Dopo il pareggio per 2-2 contro l’Ancona, mister Amaolo si presenta in sala stampa consapevole di aver prolungato la striscia positiva, ma anche con il rammarico di un punto che servirà poco in ottica campionato. “La soddisfazione c’è, perché siamo riusciti a reagire a una situazione complicata, ma bisogna essere realisti: avremmo potuto fare di più”, ha dichiarato il tecnico, riferendosi a una partita iniziata male e poi rimessa in equilibrio dai suoi uomini.
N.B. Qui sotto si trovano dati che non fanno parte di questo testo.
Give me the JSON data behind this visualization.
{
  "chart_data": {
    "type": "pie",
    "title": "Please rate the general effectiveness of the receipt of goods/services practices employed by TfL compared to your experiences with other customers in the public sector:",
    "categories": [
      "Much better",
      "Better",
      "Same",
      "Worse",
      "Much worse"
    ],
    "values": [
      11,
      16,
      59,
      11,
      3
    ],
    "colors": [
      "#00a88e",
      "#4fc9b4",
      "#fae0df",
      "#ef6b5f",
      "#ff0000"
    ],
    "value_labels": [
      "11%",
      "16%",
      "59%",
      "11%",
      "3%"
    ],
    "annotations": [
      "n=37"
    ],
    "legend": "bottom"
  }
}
Amaolo ha spiegato che le scelte iniziali di formazione sono state dettate dall’esigenza di equilibrio, soprattutto considerando le condizioni fisiche non ottimali di alcuni giocatori, come Casciano. “La scelta di non far partire Tourè dall’inizio è stata pianificata – ha detto il tecnico –. Volevamo gestire le energie e sfruttare i cambi nei momenti decisivi”. Tuttavia, l’inizio shock, con i due gol subiti nei primi dieci minuti, ha complicato subito i piani: “Non mi aspettavo una partenza così difficile, ma si tratta di errori che non possiamo permetterci. Regalare due gol in un campionato così equilibrato è inaccettabile”.
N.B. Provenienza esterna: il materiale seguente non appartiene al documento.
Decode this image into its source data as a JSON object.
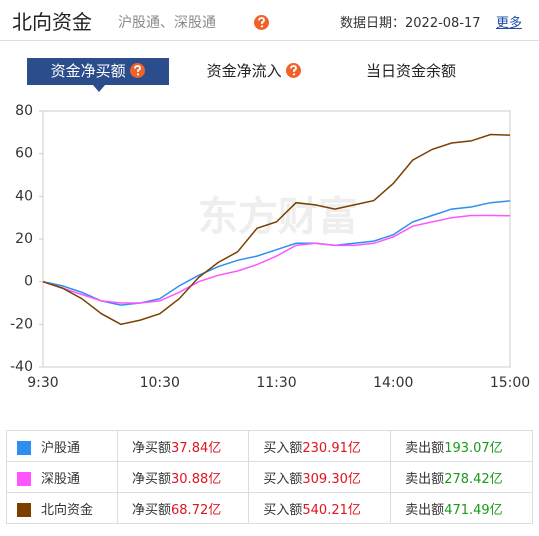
{
  "header": {
    "title": "北向资金",
    "subtitle": "沪股通、深股通",
    "date_label": "数据日期：2022-08-17",
    "more": "更多"
  },
  "tabs": [
    "资金净买额",
    "资金净流入",
    "当日资金余额"
  ],
  "chart_data": {
    "type": "line",
    "watermark": "东方财富",
    "categories": [
      "9:30",
      null,
      null,
      null,
      null,
      null,
      "10:30",
      null,
      null,
      null,
      null,
      null,
      "11:30",
      null,
      null,
      null,
      null,
      null,
      "14:00",
      null,
      null,
      null,
      null,
      null,
      "15:00"
    ],
    "ylim": [
      -40,
      80
    ],
    "yticks": [
      -40,
      -20,
      0,
      20,
      40,
      60,
      80
    ],
    "grid": false,
    "series": [
      {
        "name": "沪股通",
        "color": "#2e8ff0",
        "values": [
          0,
          -2,
          -5,
          -9,
          -11,
          -10,
          -8,
          -2,
          3,
          7,
          10,
          12,
          15,
          18,
          18,
          17,
          18,
          19,
          22,
          28,
          31,
          34,
          35,
          37,
          37.84
        ]
      },
      {
        "name": "深股通",
        "color": "#ff55ff",
        "values": [
          0,
          -3,
          -6,
          -9,
          -10,
          -10,
          -9,
          -5,
          0,
          3,
          5,
          8,
          12,
          17,
          18,
          17,
          17,
          18,
          21,
          26,
          28,
          30,
          31,
          31,
          30.88
        ]
      },
      {
        "name": "北向资金",
        "color": "#7b3f00",
        "values": [
          0,
          -3,
          -8,
          -15,
          -20,
          -18,
          -15,
          -8,
          2,
          9,
          14,
          25,
          28,
          37,
          36,
          34,
          36,
          38,
          46,
          57,
          62,
          65,
          66,
          69,
          68.72
        ]
      }
    ]
  },
  "table": {
    "rows": [
      {
        "net_label": "净买额",
        "net": "37.84亿",
        "buy_label": "买入额",
        "buy": "230.91亿",
        "sell_label": "卖出额",
        "sell": "193.07亿"
      },
      {
        "net_label": "净买额",
        "net": "30.88亿",
        "buy_label": "买入额",
        "buy": "309.30亿",
        "sell_label": "卖出额",
        "sell": "278.42亿"
      },
      {
        "net_label": "净买额",
        "net": "68.72亿",
        "buy_label": "买入额",
        "buy": "540.21亿",
        "sell_label": "卖出额",
        "sell": "471.49亿"
      }
    ]
  }
}
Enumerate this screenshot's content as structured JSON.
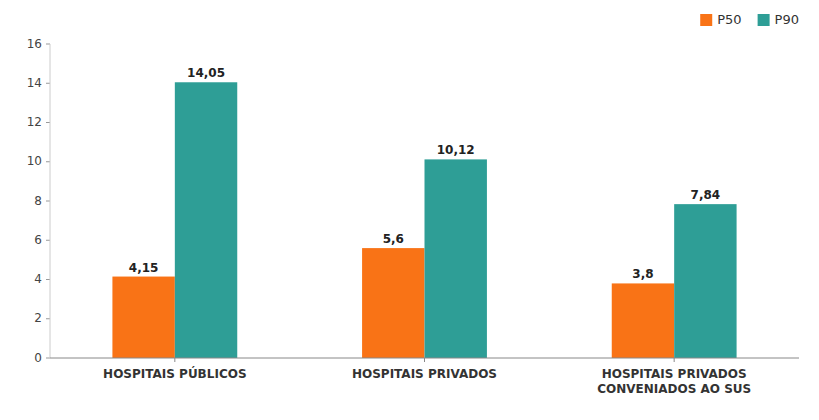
{
  "chart_data": {
    "type": "bar",
    "categories": [
      "HOSPITAIS PÚBLICOS",
      "HOSPITAIS PRIVADOS",
      "HOSPITAIS PRIVADOS\nCONVENIADOS AO SUS"
    ],
    "series": [
      {
        "name": "P50",
        "color": "#F97316",
        "values": [
          4.15,
          5.6,
          3.8
        ],
        "value_labels": [
          "4,15",
          "5,6",
          "3,8"
        ]
      },
      {
        "name": "P90",
        "color": "#2E9E96",
        "values": [
          14.05,
          10.12,
          7.84
        ],
        "value_labels": [
          "14,05",
          "10,12",
          "7,84"
        ]
      }
    ],
    "ylim": [
      0,
      16
    ],
    "yticks": [
      0,
      2,
      4,
      6,
      8,
      10,
      12,
      14,
      16
    ],
    "grid": false,
    "legend": "upper right",
    "data_labels": true
  }
}
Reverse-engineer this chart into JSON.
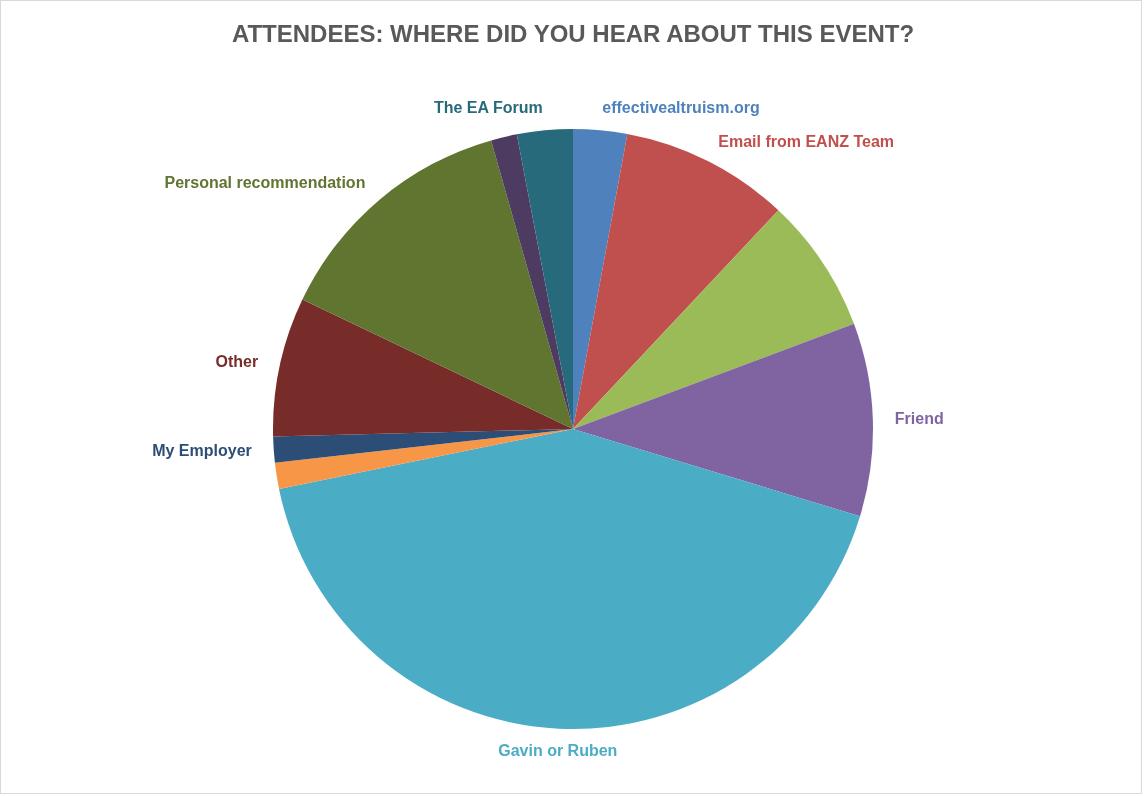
{
  "chart_data": {
    "type": "pie",
    "title": "ATTENDEES: WHERE DID YOU HEAR ABOUT THIS EVENT?",
    "categories": [
      "effectivealtruism.org",
      "Email from EANZ Team",
      null,
      "Friend",
      "Gavin or Ruben",
      null,
      "My Employer",
      "Other",
      "Personal recommendation",
      null,
      "The EA Forum"
    ],
    "values": [
      2.9,
      9.1,
      7.3,
      10.4,
      42.1,
      1.4,
      1.4,
      7.5,
      13.5,
      1.4,
      3.0
    ],
    "colors": [
      "#4f81bd",
      "#c0504d",
      "#9bbb59",
      "#8064a2",
      "#4bacc6",
      "#f79646",
      "#2c4d75",
      "#772c2a",
      "#5f7530",
      "#4d3b62",
      "#276a7c"
    ],
    "legend": false
  }
}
Nonostante il brutto avvio, il Chieti ha mostrato carattere, riuscendo a rimettere in piedi la gara. “Andare sotto di due reti e reagire in questo modo contro una squadra organizzata come l’Ancona è un segnale importante – ha dichiarato Amaolo –. Tourè ha dato il suo contributo entrando nella ripresa, servendo un assist perfetto per il pareggio. Siamo soddisfatti della reazione”.
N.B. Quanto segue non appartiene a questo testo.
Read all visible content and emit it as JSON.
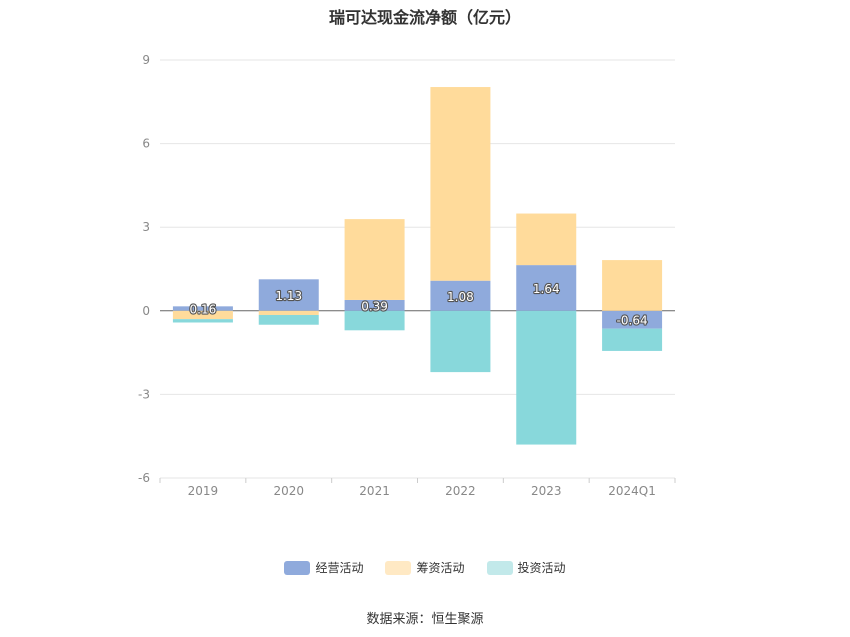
{
  "chart_data": {
    "type": "bar",
    "stacked": true,
    "title": "瑞可达现金流净额（亿元）",
    "categories": [
      "2019",
      "2020",
      "2021",
      "2022",
      "2023",
      "2024Q1"
    ],
    "series": [
      {
        "name": "经营活动",
        "color": "#8faadc",
        "values": [
          0.16,
          1.13,
          0.39,
          1.08,
          1.64,
          -0.64
        ]
      },
      {
        "name": "筹资活动",
        "color": "#ffdb9b",
        "values": [
          -0.3,
          -0.15,
          2.9,
          6.95,
          1.85,
          1.82
        ]
      },
      {
        "name": "投资活动",
        "color": "#88d8db",
        "values": [
          -0.12,
          -0.35,
          -0.7,
          -2.2,
          -4.8,
          -0.8
        ]
      }
    ],
    "data_labels_series": "经营活动",
    "data_labels": [
      "0.16",
      "1.13",
      "0.39",
      "1.08",
      "1.64",
      "-0.64"
    ],
    "ylim": [
      -6,
      9
    ],
    "yticks": [
      "9",
      "6",
      "3",
      "0",
      "-3",
      "-6"
    ],
    "grid": true,
    "legend_position": "bottom"
  },
  "legend": [
    {
      "label": "经营活动",
      "color": "#8faadc"
    },
    {
      "label": "筹资活动",
      "color": "#ffdb9b"
    },
    {
      "label": "投资活动",
      "color": "#c2e9ea"
    }
  ],
  "source": "数据来源：恒生聚源"
}
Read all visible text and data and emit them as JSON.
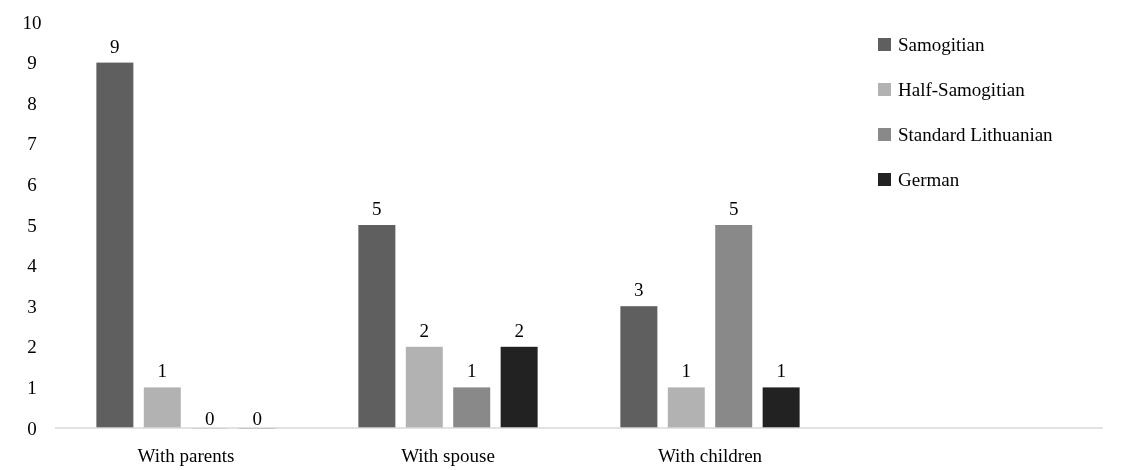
{
  "chart_data": {
    "type": "bar",
    "categories": [
      "With parents",
      "With spouse",
      "With children",
      null
    ],
    "series": [
      {
        "name": "Samogitian",
        "color": "#5f5f5f",
        "values": [
          9,
          5,
          3,
          null
        ]
      },
      {
        "name": "Half-Samogitian",
        "color": "#b2b2b2",
        "values": [
          1,
          2,
          1,
          null
        ]
      },
      {
        "name": "Standard Lithuanian",
        "color": "#898989",
        "values": [
          0,
          1,
          5,
          null
        ]
      },
      {
        "name": "German",
        "color": "#222222",
        "values": [
          0,
          2,
          1,
          null
        ]
      }
    ],
    "ylim": [
      0,
      10
    ],
    "yticks": [
      0,
      1,
      2,
      3,
      4,
      5,
      6,
      7,
      8,
      9,
      10
    ],
    "grid": false,
    "legend": "top right",
    "data_labels": true
  }
}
Il tecnico ha poi sottolineato l’importanza di Tommaso Ceccarelli nella costruzione del gioco, evidenziando però un aspetto su cui lavorare: “Ceccarelli è stato fondamentale nel pulire tanti palloni e far salire la squadra, ma deve imparare a muovere la palla più velocemente. Questo ci permetterebbe di guadagnare vantaggi ancora maggiori”.
Amaolo ha individuato le principali aree su cui la squadra deve migliorare: “Creiamo tanto, ma concretizziamo troppo poco. Allo stesso tempo, dobbiamo evitare di regalare gol così facilmente. La finalizzazione e la gestione difensiva sono due aspetti su cui dobbiamo lavorare di più”.
Un aspetto positivo emerso dalla gara è il miglioramento fisico della squadra: “Rispetto a qualche settimana fa, reggiamo meglio i 90 minuti. Questo ci permette di giocare con maggiore intensità fino alla fine, ed è un passo avanti importante”.
Con la trasferta di Castelfidardo all’orizzonte, Amaolo guarda già avanti: “Il nostro obiettivo è crescere in continuità e precisione. La squadra sta mostrando personalità, ma dobbiamo essere più concreti se vogliamo ottenere risultati importanti”.